I hate being reminded how shitty bank algorithms are designed.

So that anger at the $105 in overdraft fees for ONE Transaction posted three different times- ONCE AFTER it was paid!
Just pissed me off.

My mortgage statement shows it treated the recent payment as the attempted JULY payment. I am just so aggregavated by this.

So when already acknowledging anger then the ANGER at the controlling behavior emerged.

YES it pisses me off.
I am angry at the charcterization of controlling behavior as anything other that what it is.

OK I feel better now.
I guess it was three weeks ago;
it was JUNE 3 to be exact at about 12:30 AM when I returned home from seeing the show "A Monster Calls" by myself at Kennedy Center
to find Art sitting in his truck
in front of his house
where he had called me
and I picked up my phone to talk with him

As I arrived home he told me he was here.
I somehow responsed
(Cause I was picking up on the red flags already)
"I am not surprised."

He got out of the truck and asked "Do you want some coffee?"

I said no
and was gracious enough to tell him I was going inside to go to bed and he should not have driven to my house at that hour-
it made no sense whatsover.
I had asked "What are you doing here?"
he said something dumb like he was awake as if it is normal to drive to stalk your girldfriend who has been out without you

That is fucking stalking behavior

What the fuck
He did leave after I said goodnight that I was going to bed and did not welcome him.

But it was so fucked up
and I suppose I needed some time to process this

Becuase even if you ahve lived through abuse before it can present in SO MANY uniuqe and surprising ways

and tehn we hear of some who do freaking weird things similar who ended up NOT being abusvie=
just insecure

so distinguising is important.

The biggest danger to being suseptible to abuse is often OTHERS will not see the red flag as a big red flag.

I started going to a therapist two weeks ago Tue.

I asked for trauma therapy; asked about EMDR.

She said after the first session that she didn't think I need that as that is helpful for triggers.
(I did under go it years ago and YES it works.

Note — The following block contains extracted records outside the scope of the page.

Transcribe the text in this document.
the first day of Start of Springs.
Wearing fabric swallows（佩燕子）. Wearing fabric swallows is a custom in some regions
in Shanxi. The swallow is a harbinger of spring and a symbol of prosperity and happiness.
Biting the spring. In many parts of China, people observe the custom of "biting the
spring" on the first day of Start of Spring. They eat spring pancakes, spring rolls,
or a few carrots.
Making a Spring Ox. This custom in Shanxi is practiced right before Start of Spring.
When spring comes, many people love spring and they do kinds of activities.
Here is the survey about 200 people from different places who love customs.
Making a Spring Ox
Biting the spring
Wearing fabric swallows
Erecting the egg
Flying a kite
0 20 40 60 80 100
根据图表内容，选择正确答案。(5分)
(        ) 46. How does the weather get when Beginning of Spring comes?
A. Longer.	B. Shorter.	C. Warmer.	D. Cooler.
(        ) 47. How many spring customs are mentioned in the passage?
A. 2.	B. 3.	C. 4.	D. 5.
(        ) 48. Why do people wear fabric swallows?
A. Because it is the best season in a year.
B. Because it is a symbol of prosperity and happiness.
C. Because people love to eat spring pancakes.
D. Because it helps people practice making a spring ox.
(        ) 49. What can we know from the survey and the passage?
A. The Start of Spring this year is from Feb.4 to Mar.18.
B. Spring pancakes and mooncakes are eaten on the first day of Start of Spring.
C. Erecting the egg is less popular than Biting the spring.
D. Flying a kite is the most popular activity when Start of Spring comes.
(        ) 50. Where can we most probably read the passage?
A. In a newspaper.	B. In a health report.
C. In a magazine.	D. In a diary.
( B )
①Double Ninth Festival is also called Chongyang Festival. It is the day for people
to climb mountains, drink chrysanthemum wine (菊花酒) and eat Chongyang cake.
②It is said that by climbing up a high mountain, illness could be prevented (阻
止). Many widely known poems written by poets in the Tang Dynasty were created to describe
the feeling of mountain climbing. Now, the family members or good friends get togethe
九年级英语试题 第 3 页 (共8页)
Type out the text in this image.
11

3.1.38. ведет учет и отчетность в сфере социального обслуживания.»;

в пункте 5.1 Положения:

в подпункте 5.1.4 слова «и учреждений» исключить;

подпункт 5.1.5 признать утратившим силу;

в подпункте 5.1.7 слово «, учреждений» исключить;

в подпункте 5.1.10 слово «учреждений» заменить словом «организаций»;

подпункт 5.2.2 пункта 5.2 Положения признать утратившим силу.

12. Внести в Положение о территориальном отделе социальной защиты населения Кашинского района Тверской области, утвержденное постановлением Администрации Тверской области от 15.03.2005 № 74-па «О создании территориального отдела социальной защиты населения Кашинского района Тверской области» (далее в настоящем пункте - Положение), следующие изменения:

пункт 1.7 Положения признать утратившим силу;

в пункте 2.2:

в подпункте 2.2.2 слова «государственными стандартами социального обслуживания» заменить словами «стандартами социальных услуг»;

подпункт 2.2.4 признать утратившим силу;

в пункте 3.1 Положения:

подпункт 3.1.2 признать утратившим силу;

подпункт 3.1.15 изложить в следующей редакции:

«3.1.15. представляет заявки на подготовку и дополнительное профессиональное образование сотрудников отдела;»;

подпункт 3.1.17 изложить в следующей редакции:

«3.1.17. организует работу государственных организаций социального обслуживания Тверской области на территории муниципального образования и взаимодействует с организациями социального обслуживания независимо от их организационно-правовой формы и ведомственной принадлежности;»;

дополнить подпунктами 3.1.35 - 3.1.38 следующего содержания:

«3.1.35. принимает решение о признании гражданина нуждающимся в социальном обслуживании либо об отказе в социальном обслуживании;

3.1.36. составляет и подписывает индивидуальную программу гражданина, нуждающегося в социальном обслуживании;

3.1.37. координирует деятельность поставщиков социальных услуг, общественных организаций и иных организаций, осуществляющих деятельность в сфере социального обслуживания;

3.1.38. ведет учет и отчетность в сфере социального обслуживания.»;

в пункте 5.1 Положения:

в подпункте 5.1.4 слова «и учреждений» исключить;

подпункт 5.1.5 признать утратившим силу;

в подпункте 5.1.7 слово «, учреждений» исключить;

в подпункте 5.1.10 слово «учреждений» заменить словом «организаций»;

TRUE I am not triggered quite as bad as some)

BUT tell you
being stalked is a trigger

As it SHOULD BE.

Early stalking is still stalking.

It only gets worse if allow the person in your world.

VERY FUCKED up and scary behavior.
It's Tue and today I again have a ticket to my Artist Date.

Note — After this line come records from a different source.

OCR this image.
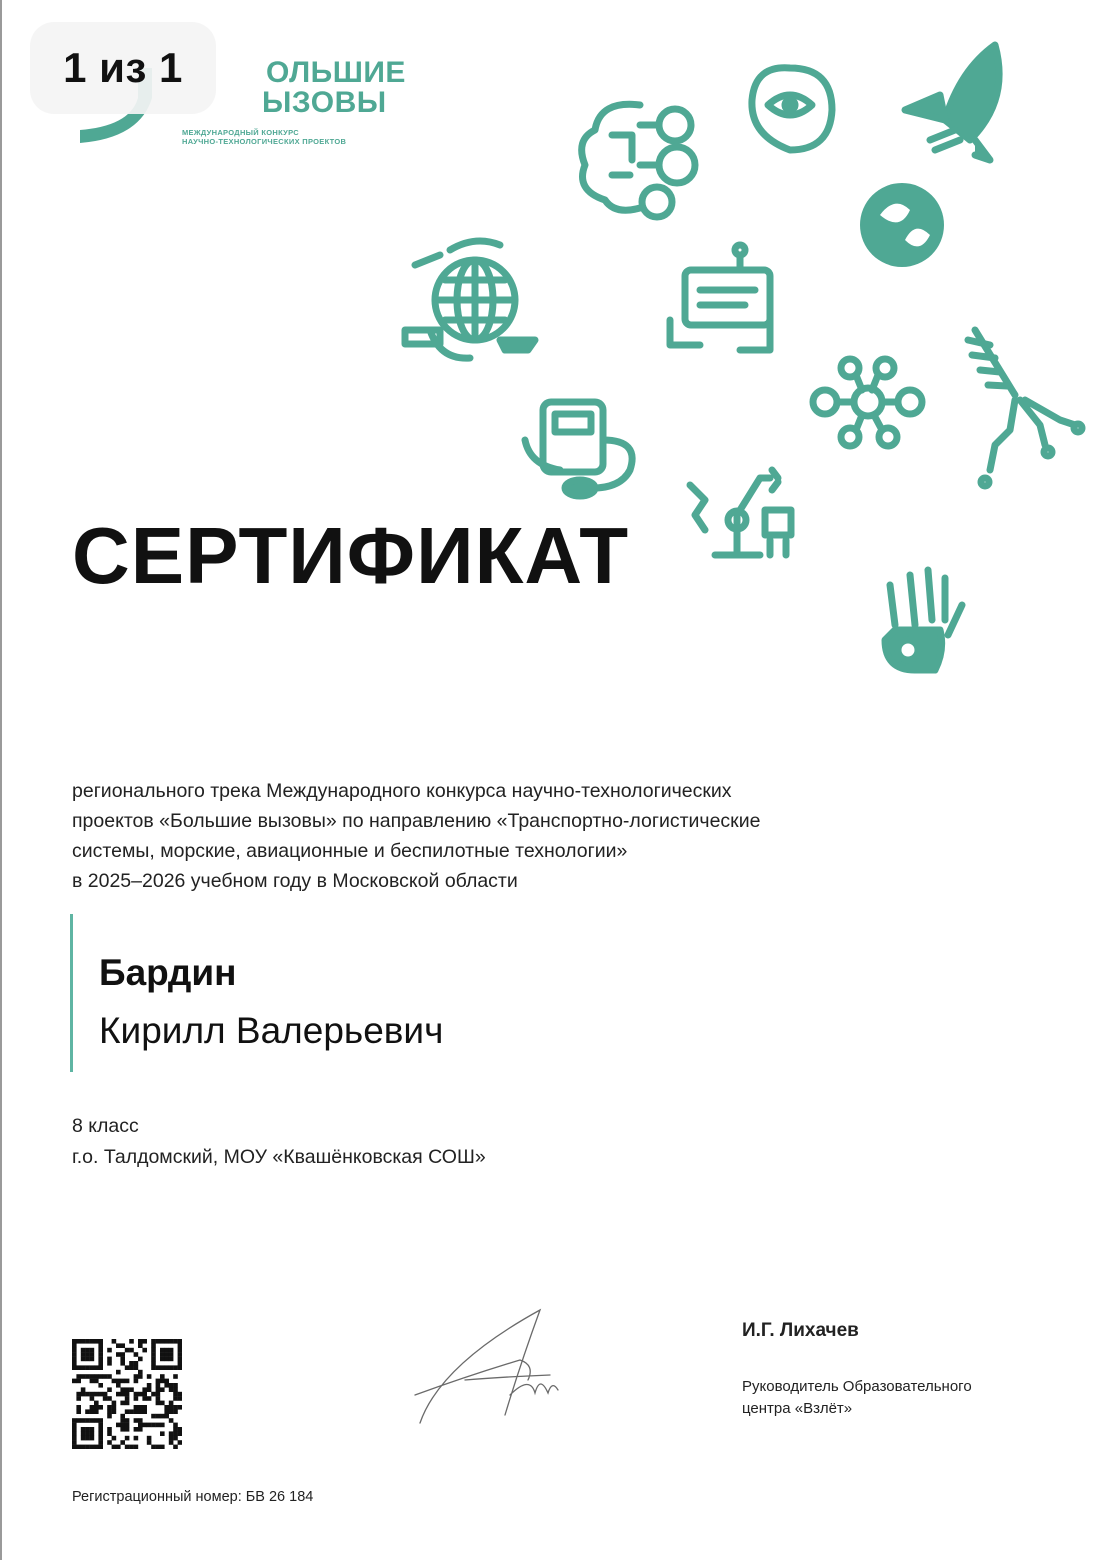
ОЛЬШИЕ
ЫЗОВЫ
МЕЖДУНАРОДНЫЙ КОНКУРС
НАУЧНО-ТЕХНОЛОГИЧЕСКИХ ПРОЕКТОВ
1 из 1
СЕРТИФИКАТ
регионального трека Международного конкурса научно-технологических
проектов «Большие вызовы» по направлению «Транспортно-логистические
системы, морские, авиационные и беспилотные технологии»
в 2025–2026 учебном году в Московской области
Бардин
Кирилл Валерьевич
8 класс
г.о. Талдомский, МОУ «Квашёнковская СОШ»
И.Г. Лихачев
Руководитель Образовательного
центра «Взлёт»
Регистрационный номер: БВ 26 184
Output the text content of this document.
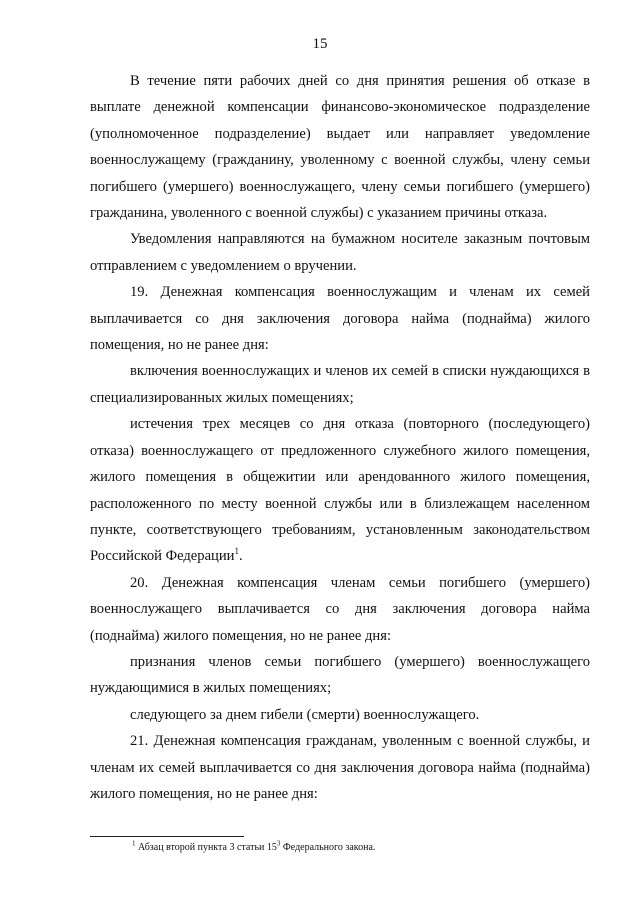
15

В течение пяти рабочих дней со дня принятия решения об отказе в выплате денежной компенсации финансово-экономическое подразделение (уполномоченное подразделение) выдает или направляет уведомление военнослужащему (гражданину, уволенному с военной службы, члену семьи погибшего (умершего) военнослужащего, члену семьи погибшего (умершего) гражданина, уволенного с военной службы) с указанием причины отказа.

Уведомления направляются на бумажном носителе заказным почтовым отправлением с уведомлением о вручении.

19. Денежная компенсация военнослужащим и членам их семей выплачивается со дня заключения договора найма (поднайма) жилого помещения, но не ранее дня:

включения военнослужащих и членов их семей в списки нуждающихся в специализированных жилых помещениях;

истечения трех месяцев со дня отказа (повторного (последующего) отказа) военнослужащего от предложенного служебного жилого помещения, жилого помещения в общежитии или арендованного жилого помещения, расположенного по месту военной службы или в близлежащем населенном пункте, соответствующего требованиям, установленным законодательством Российской Федерации$^1$.

20. Денежная компенсация членам семьи погибшего (умершего) военнослужащего выплачивается со дня заключения договора найма (поднайма) жилого помещения, но не ранее дня:

признания членов семьи погибшего (умершего) военнослужащего нуждающимися в жилых помещениях;

следующего за днем гибели (смерти) военнослужащего.

21. Денежная компенсация гражданам, уволенным с военной службы, и членам их семей выплачивается со дня заключения договора найма (поднайма) жилого помещения, но не ранее дня:

$^1$ Абзац второй пункта 3 статьи $15^3$ Федерального закона.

Rare that the Kennedy Center events are two in one month as I got a subscription which was every other month for the most part.

But tonight I see To Kill a Mockingbird which is a reminder of who I am.

I am someone who is dedicated to injustice and to fight for the underdog and those who are not being given power.
The thing I am NOT is a vicitm or someone who will give away my power,
NO NEVER AGAIN

I will not ever be vulnerable like that again.
I will never be that naive again.

I got the not surprising last minute invite to come over Arts' last night, early evening- when I was talking and trying to give it a shot at not assuming his behavior was abusive red flags.

At 6:30 I texted to be really clear I am not coming over. So he would not be waiting and have any expectation and could enjoy his evening.
So he could make any plans he wants and not wait around. So he could get busy and not worry or think of me and hope I might show up.
I was still cooking and knew that regardless of the issues

EVEN IF there had been no red flags I would not want to go out.

I have travel to DC today. I had work this morning. I had a dog to give a bath to and finances to straighten out. I just wanted to be home and relax and get to bed early. I have to conserve gas til I actually have expendable income and today the trip to show in DC will consume what I have of it!
I really don't want to go ANYWHERE I don't HAVE to go until catch up with paychecks and bills.

I stayed in and watched a couple more episodes of MAID on Netflix.

I am very apprechiative of finding that show just now.
It is so good.

SO GOOD
and so real.
Excellent example of how abuse is insidious. How family patterns are hard to change; how people get caught in the familiar once trauma is the family norm.

I have carved out a home where the healing is still occurring. Until my kids are ready to venture out into the world on their own my priority is THEIR, IS OUR SAFETY.

Just no to anyone who compromises that in any way.